The News
Sunday 24 of November 2024

The Greens Betray Their Cause


Melting ice near Hamburg,photo: Flickr/Eric Westenhagen
Melting ice near Hamburg,photo: Flickr/Eric Westenhagen
If the movement cannot accept economically sound policy that would help solve the fundamental problem, there is something deeply wrong with the movement

Washington state will vote next month on one of the most ambitious climate-change programs ever seriously considered in the United States. Yet major players in the environmental movement either oppose the ballot measure or are undermining its chances in less formal ways.

You might assume these environmental groups were making the perfect enemy of the good. But they are not defending the perfect. Their approach would be worse than what is on Washington’s ballot. They are wrong on the politics and wrong on the substance.

The ballot initiative would impose a significant tax on carbon dioxide emissions, the main culprit in human-caused climate change, and set the tax level to rise annually. Because low-income people would be disproportionately harmed by the tax, the state would use the revenue to reduce the state sales tax and increase the earned-income tax credit for the working poor. This would protect the poor and make Washington’s tax structure, one of the nation’s most dysfunctional, more progressive.

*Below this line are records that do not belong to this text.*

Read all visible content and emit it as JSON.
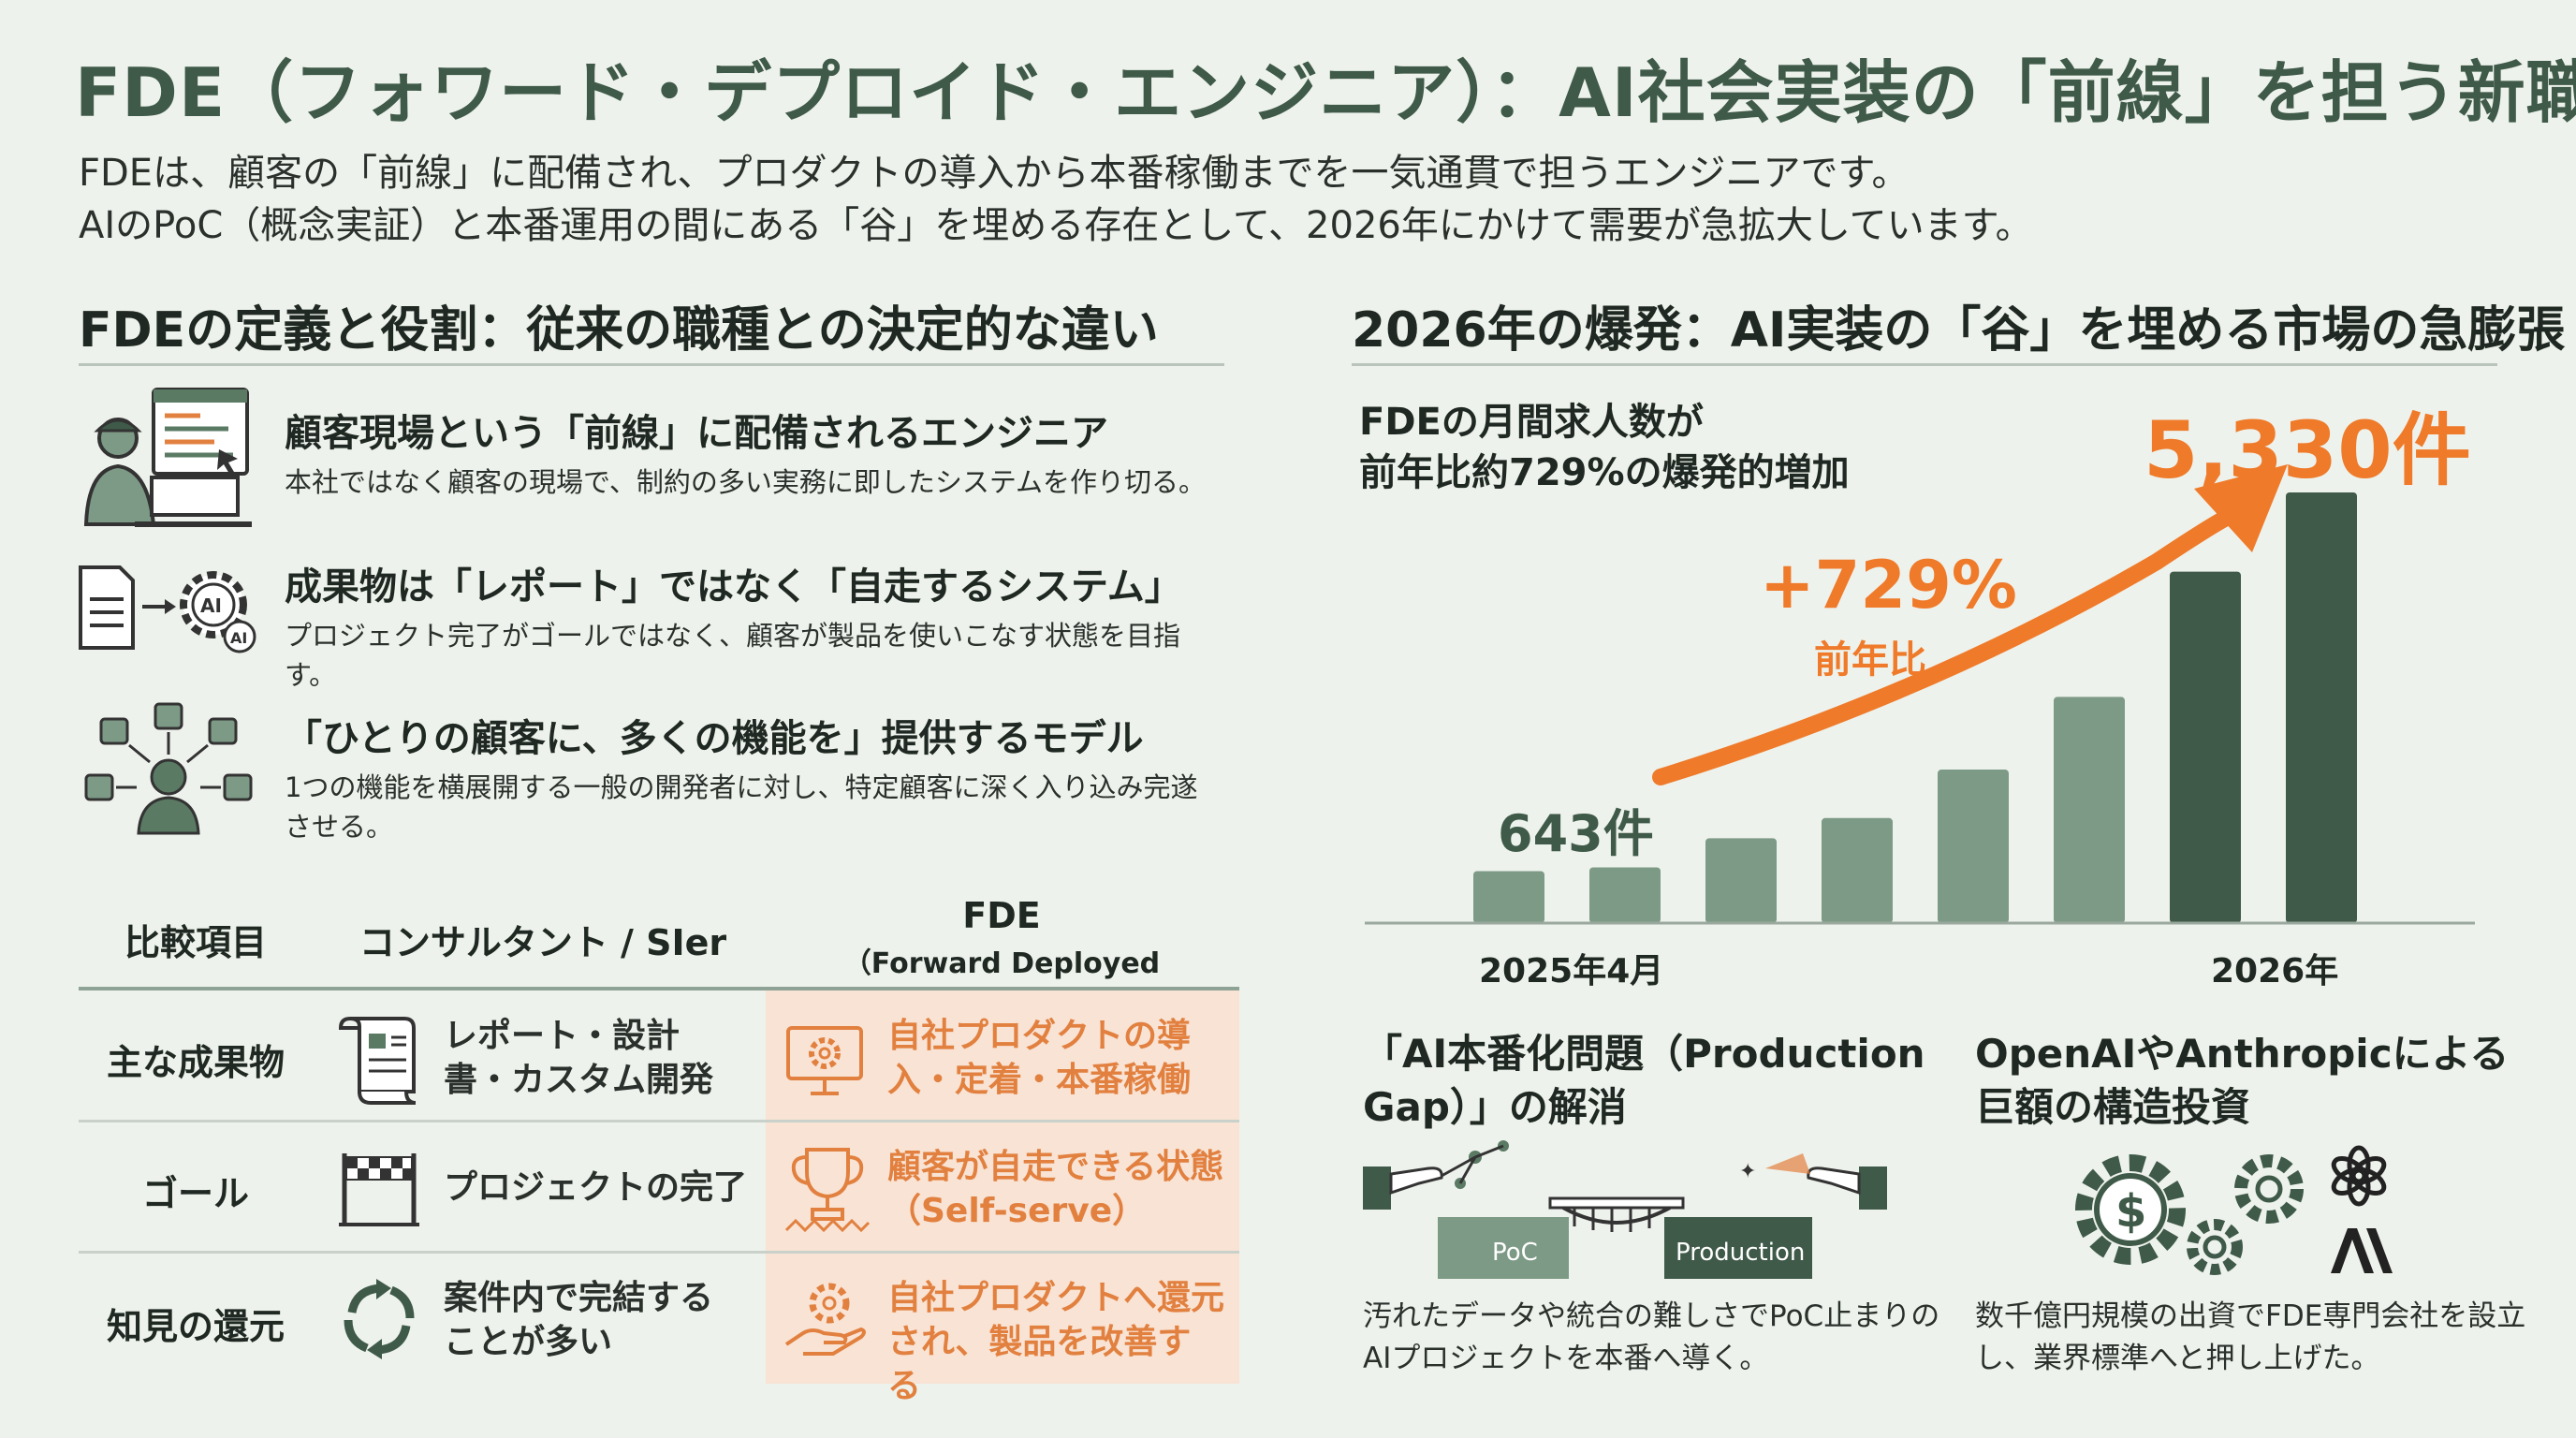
{
  "title": "FDE（フォワード・デプロイド・エンジニア）：AI社会実装の「前線」を担う新職種",
  "intro": {
    "line1": "FDEは、顧客の「前線」に配備され、プロダクトの導入から本番稼働までを一気通貫で担うエンジニアです。",
    "line2": "AIのPoC（概念実証）と本番運用の間にある「谷」を埋める存在として、2026年にかけて需要が急拡大しています。"
  },
  "left": {
    "heading": "FDEの定義と役割：従来の職種との決定的な違い",
    "roles": [
      {
        "icon": "engineer-at-desk-icon",
        "title": "顧客現場という「前線」に配備されるエンジニア",
        "desc": "本社ではなく顧客の現場で、制約の多い実務に即したシステムを作り切る。"
      },
      {
        "icon": "document-to-ai-gear-icon",
        "title": "成果物は「レポート」ではなく「自走するシステム」",
        "desc": "プロジェクト完了がゴールではなく、顧客が製品を使いこなす状態を目指す。"
      },
      {
        "icon": "person-network-icon",
        "title": "「ひとりの顧客に、多くの機能を」提供するモデル",
        "desc": "1つの機能を横展開する一般の開発者に対し、特定顧客に深く入り込み完遂させる。"
      }
    ],
    "table": {
      "headers": {
        "item": "比較項目",
        "consultant": "コンサルタント / SIer",
        "fde": "FDE",
        "fde_sub": "（Forward Deployed Engineer）"
      },
      "rows": [
        {
          "label": "主な成果物",
          "consultant_icon": "document-scroll-icon",
          "consultant": "レポート・設計書・カスタム開発",
          "fde_icon": "monitor-gear-icon",
          "fde": "自社プロダクトの導入・定着・本番稼働"
        },
        {
          "label": "ゴール",
          "consultant_icon": "finish-line-icon",
          "consultant": "プロジェクトの完了",
          "fde_icon": "trophy-icon",
          "fde": "顧客が自走できる状態（Self-serve）"
        },
        {
          "label": "知見の還元",
          "consultant_icon": "cycle-arrows-icon",
          "consultant": "案件内で完結することが多い",
          "fde_icon": "hand-gear-icon",
          "fde": "自社プロダクトへ還元され、製品を改善する"
        }
      ]
    }
  },
  "right": {
    "heading": "2026年の爆発：AI実装の「谷」を埋める市場の急膨張",
    "chart_label_line1": "FDEの月間求人数が",
    "chart_label_line2": "前年比約729%の爆発的増加",
    "end_value": "5,330件",
    "start_value": "643件",
    "growth": "+729%",
    "growth_sub": "前年比",
    "accent_color": "#ef7a2a",
    "primary_color": "#3f5a48",
    "chart_data": {
      "type": "bar",
      "categories": [
        "2025年4月",
        "",
        "",
        "",
        "",
        "",
        "",
        "2026年"
      ],
      "values": [
        643,
        690,
        1050,
        1300,
        1900,
        2800,
        4350,
        5330
      ],
      "annotations": [
        "643件",
        "5,330件",
        "+729%",
        "前年比"
      ]
    },
    "bottom": [
      {
        "heading": "「AI本番化問題（Production Gap）」の解消",
        "poc_label": "PoC",
        "prod_label": "Production",
        "desc": "汚れたデータや統合の難しさでPoC止まりのAIプロジェクトを本番へ導く。"
      },
      {
        "heading": "OpenAIやAnthropicによる巨額の構造投資",
        "desc": "数千億円規模の出資でFDE専門会社を設立し、業界標準へと押し上げた。"
      }
    ]
  }
}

This win-win plan is optimized to fight climate change; economists have explained for years that pricing carbon, as with a carbon tax, is the most efficient way to cut greenhouse-gas emissions, because it impels consumers and businesses to change their behavior without bureaucratic micromanagment.

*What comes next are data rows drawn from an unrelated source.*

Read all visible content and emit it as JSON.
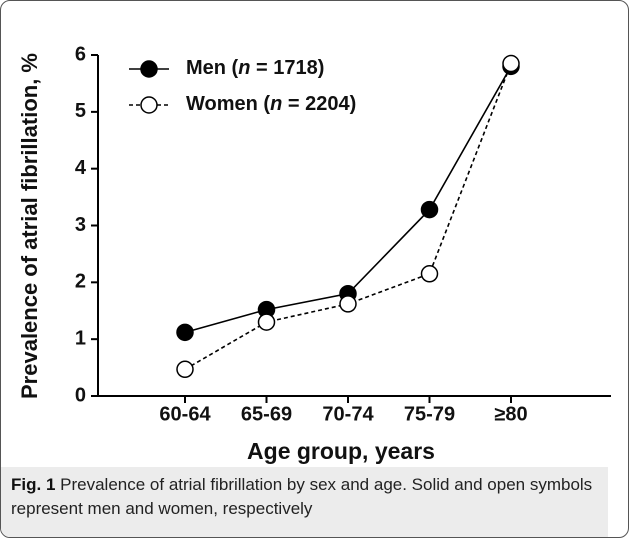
{
  "chart_data": {
    "type": "line",
    "xlabel": "Age group, years",
    "ylabel": "Prevalence of atrial fibrillation, %",
    "categories": [
      "60-64",
      "65-69",
      "70-74",
      "75-79",
      "≥80"
    ],
    "series": [
      {
        "name": "Men (n = 1718)",
        "color": "#000000",
        "marker": "filled",
        "dash": false,
        "values": [
          1.12,
          1.52,
          1.8,
          3.28,
          5.8
        ]
      },
      {
        "name": "Women (n = 2204)",
        "color": "#000000",
        "marker": "open",
        "dash": true,
        "values": [
          0.47,
          1.3,
          1.62,
          2.15,
          5.85
        ]
      }
    ],
    "ylim": [
      0,
      6
    ],
    "yticks": [
      0,
      1,
      2,
      3,
      4,
      5,
      6
    ],
    "grid": false,
    "legend": "top-left"
  },
  "caption": {
    "label": "Fig. 1",
    "text": "Prevalence of atrial fibrillation by sex and age. Solid and open symbols represent men and women, respectively"
  }
}
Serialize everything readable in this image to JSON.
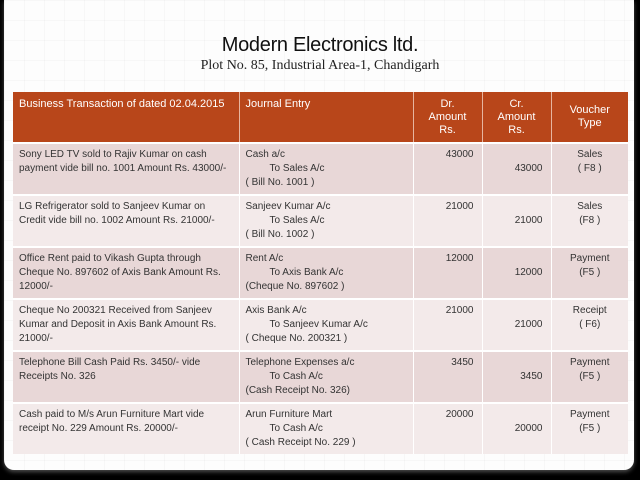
{
  "header": {
    "title": "Modern Electronics ltd.",
    "address": "Plot No. 85, Industrial Area-1, Chandigarh"
  },
  "table": {
    "columns": [
      "Business Transaction of dated  02.04.2015",
      "Journal Entry",
      "Dr.",
      "Amount Rs.",
      "Cr.",
      "Amount Rs.",
      "Voucher",
      "Type"
    ],
    "rows": [
      {
        "transaction": "Sony LED TV sold to Rajiv Kumar on cash payment vide bill no. 1001  Amount Rs. 43000/-",
        "debit_account": "Cash a/c",
        "credit_account": "To Sales A/c",
        "reference": "( Bill No. 1001 )",
        "dr_amount": "43000",
        "cr_amount": "43000",
        "voucher_type": "Sales",
        "voucher_key": "( F8 )"
      },
      {
        "transaction": "LG Refrigerator sold to Sanjeev Kumar on Credit vide bill no. 1002  Amount Rs. 21000/-",
        "debit_account": "Sanjeev Kumar A/c",
        "credit_account": "To Sales A/c",
        "reference": "( Bill No. 1002 )",
        "dr_amount": "21000",
        "cr_amount": "21000",
        "voucher_type": "Sales",
        "voucher_key": "(F8 )"
      },
      {
        "transaction": "Office Rent paid to Vikash Gupta through Cheque No. 897602 of Axis Bank Amount Rs. 12000/-",
        "debit_account": "Rent A/c",
        "credit_account": "To Axis Bank A/c",
        "reference": "(Cheque  No. 897602 )",
        "dr_amount": "12000",
        "cr_amount": "12000",
        "voucher_type": "Payment",
        "voucher_key": "(F5 )"
      },
      {
        "transaction": "Cheque No 200321 Received from Sanjeev Kumar and Deposit in Axis Bank Amount Rs. 21000/-",
        "debit_account": "Axis Bank A/c",
        "credit_account": "To Sanjeev Kumar A/c",
        "reference": "( Cheque No. 200321 )",
        "dr_amount": "21000",
        "cr_amount": "21000",
        "voucher_type": "Receipt",
        "voucher_key": "( F6)"
      },
      {
        "transaction": "Telephone Bill Cash Paid Rs. 3450/-  vide Receipts No. 326",
        "debit_account": "Telephone Expenses a/c",
        "credit_account": "To Cash A/c",
        "reference": "(Cash Receipt No. 326)",
        "dr_amount": "3450",
        "cr_amount": "3450",
        "voucher_type": "Payment",
        "voucher_key": "(F5 )"
      },
      {
        "transaction": "Cash paid to M/s  Arun Furniture  Mart  vide receipt No. 229 Amount Rs. 20000/-",
        "debit_account": "Arun Furniture Mart",
        "credit_account": "To Cash A/c",
        "reference": "( Cash Receipt No. 229 )",
        "dr_amount": "20000",
        "cr_amount": "20000",
        "voucher_type": "Payment",
        "voucher_key": "(F5 )"
      }
    ]
  },
  "colors": {
    "header_bg": "#b8461a",
    "row_odd": "#e8d7d7",
    "row_even": "#f3eaea"
  }
}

The activists want micromanagement. Because the plan would recycle the revenue it raised, none would be left over for “investments” that activists favor. Elements of the coalition that environmentalists have assembled want “green jobs” programs, initiatives aimed specifically at communities of color, infrastructure that labor unions favor, and so forth. In other words, softening the blow for the poor and middle class is not enough. The government must divert the revenue according to the wishes of specific interest groups.

To some, naked interest-group politics is a principle of sorts. In a detailed account of the environmentalist civil war over Washington’s ballot initiative, Vox’s David Roberts explained that many activists believe that building a big leftist coalition is the only way major action on climate will happen. Recycling carbon-tax revenue, rather than showering it on interest groups, “loses you the left coalition, and with it the big left funders, and doesn’t gain you any Republicans.” Maybe — just maybe — this reflects not just a failure on the part of Republican climate head-in-the-sanders, but also of “the big left funders” and their intellectual enablers. If the movement cannot accept economically sound policy that would help solve the fundamental problem, there is something deeply wrong with the movement.

As it happens, the activists’ self-justifying political analysis is wrong, too. In most of the country, a leftist coalition could not impose a dramatic climate plan premised on jacking up taxes and government spending. If it really wants to fight climate change, the movement should be able to take yes for an answer.